- British Pound losses continued this week against the Japanese Yen, and it remains at a risk of more downsides.
- There is an inverse head and shoulders forming on the 4-hours chart of the GBPJPY pair that may ignite losses in the near term.
- In the UK, the Trade Balance released by National Statistics posted a trade deficit of £-2.357B in December 2015, less than the forecast of £-2.600B.
- The UK Goods Trade Balance was also above the forecast, and posted a trade deficit of £-9.917B.
The GBPJPY pair fell recently and traded below a major support trend line on the 4-hours char to ignite a downside move. The pair is now well below the 100, 200 and 50 simple moving average (H4), which is a bearish sign.
Also, there is an inverse head and shoulders forming on the 4-hours chart of the GBPJPY pair, which may act as a catalyst for a downside move.

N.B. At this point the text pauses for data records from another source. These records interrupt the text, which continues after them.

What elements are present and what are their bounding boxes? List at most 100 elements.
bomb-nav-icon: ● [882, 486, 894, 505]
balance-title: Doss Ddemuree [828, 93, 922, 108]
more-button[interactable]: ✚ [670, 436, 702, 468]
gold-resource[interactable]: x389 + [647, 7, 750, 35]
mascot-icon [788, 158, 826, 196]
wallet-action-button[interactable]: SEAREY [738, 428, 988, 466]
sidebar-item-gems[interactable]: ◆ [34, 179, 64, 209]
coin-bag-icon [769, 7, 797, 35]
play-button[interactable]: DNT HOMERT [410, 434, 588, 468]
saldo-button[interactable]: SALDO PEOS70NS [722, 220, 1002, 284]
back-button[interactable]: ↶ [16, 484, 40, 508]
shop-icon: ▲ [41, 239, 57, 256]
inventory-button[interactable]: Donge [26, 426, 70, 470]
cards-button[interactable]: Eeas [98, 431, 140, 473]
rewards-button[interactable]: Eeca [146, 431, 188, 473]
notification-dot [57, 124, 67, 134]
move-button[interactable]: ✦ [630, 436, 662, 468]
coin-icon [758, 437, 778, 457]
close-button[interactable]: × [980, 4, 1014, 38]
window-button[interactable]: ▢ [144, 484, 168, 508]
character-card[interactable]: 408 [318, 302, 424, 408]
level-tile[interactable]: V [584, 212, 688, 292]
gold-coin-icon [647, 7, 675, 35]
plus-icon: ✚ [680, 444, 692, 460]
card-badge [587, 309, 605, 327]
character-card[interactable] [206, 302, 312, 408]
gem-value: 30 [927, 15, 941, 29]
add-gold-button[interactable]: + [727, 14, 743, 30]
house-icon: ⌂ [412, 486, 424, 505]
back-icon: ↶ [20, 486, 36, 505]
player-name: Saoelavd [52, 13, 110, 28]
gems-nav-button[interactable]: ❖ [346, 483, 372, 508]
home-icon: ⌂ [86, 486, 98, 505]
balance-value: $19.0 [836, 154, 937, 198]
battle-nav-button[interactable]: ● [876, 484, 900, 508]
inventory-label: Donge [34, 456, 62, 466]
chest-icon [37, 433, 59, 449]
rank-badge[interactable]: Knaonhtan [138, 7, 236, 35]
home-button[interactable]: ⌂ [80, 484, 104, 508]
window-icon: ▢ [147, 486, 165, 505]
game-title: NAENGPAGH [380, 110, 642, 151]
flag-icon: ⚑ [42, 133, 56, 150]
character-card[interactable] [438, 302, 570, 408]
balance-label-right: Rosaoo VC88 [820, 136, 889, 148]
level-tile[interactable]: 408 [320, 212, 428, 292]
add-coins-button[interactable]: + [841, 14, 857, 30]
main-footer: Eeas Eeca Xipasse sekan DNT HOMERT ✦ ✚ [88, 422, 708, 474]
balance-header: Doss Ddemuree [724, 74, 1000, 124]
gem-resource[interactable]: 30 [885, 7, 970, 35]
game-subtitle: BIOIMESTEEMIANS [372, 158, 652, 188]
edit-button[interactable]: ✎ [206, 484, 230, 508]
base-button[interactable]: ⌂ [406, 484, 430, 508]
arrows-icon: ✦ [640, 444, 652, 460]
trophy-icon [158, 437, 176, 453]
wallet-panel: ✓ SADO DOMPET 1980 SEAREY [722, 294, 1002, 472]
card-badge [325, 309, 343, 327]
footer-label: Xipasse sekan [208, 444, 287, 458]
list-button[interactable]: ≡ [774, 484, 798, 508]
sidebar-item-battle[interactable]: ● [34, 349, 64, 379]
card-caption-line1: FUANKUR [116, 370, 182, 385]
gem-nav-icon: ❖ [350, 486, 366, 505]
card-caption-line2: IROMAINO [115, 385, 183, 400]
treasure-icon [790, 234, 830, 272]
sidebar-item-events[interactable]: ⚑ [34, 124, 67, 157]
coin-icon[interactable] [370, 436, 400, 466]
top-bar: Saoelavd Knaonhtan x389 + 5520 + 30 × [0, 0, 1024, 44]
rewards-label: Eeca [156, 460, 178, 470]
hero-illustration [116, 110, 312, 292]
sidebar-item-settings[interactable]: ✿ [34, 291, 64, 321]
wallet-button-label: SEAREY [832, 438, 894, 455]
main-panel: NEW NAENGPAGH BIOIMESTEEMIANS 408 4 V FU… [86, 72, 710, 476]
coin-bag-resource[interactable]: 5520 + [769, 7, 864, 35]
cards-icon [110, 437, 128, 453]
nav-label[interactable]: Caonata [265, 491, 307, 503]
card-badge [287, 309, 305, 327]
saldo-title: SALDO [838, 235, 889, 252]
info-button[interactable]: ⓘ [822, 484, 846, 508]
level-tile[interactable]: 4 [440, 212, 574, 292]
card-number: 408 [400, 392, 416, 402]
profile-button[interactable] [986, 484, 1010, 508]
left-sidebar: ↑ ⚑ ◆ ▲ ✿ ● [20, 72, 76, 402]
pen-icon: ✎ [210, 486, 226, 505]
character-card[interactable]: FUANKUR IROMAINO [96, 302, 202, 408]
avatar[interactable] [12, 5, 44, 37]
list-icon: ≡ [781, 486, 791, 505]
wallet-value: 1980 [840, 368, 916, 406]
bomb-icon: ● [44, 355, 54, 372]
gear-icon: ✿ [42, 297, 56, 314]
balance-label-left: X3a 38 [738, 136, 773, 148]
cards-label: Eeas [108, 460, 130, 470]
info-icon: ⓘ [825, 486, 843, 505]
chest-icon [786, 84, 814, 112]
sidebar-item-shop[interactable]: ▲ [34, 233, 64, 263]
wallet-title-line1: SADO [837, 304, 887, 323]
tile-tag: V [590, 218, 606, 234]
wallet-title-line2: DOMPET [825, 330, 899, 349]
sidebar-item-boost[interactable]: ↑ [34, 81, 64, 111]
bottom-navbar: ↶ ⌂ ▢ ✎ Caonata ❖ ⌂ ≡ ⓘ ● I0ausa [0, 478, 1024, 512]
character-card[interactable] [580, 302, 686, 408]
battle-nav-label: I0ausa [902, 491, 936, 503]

On the upside, the 167.00 area can be seen as a resistance for gains in GBPJPY.
UK Trade Balance
Today, the UK trade balance, which is a balance between exports and imports of goods was released by the National Statistics. The market was a trade deficit of £-2.600B in December 2015. However, the outcome was above the forecast, as the trade deficit was £-2.357B.
The report added that “December 2015 UK trade release is the first opportunity to analyse 2015 as a whole. The UK’s annual trade deficit reached £34.7 billion in 2015; a widening of £0.3 billion from 2014. Over the same period, the goods deficit widened by £1.9 billion to £125.0 billion. The widening was partially offset by an increase in the services surplus, which rose by £1.5 billion to £90.3 billion”.
Overall, the GBPJPY pair remains at a risk of more losses, and buying should be avoided moving ahead.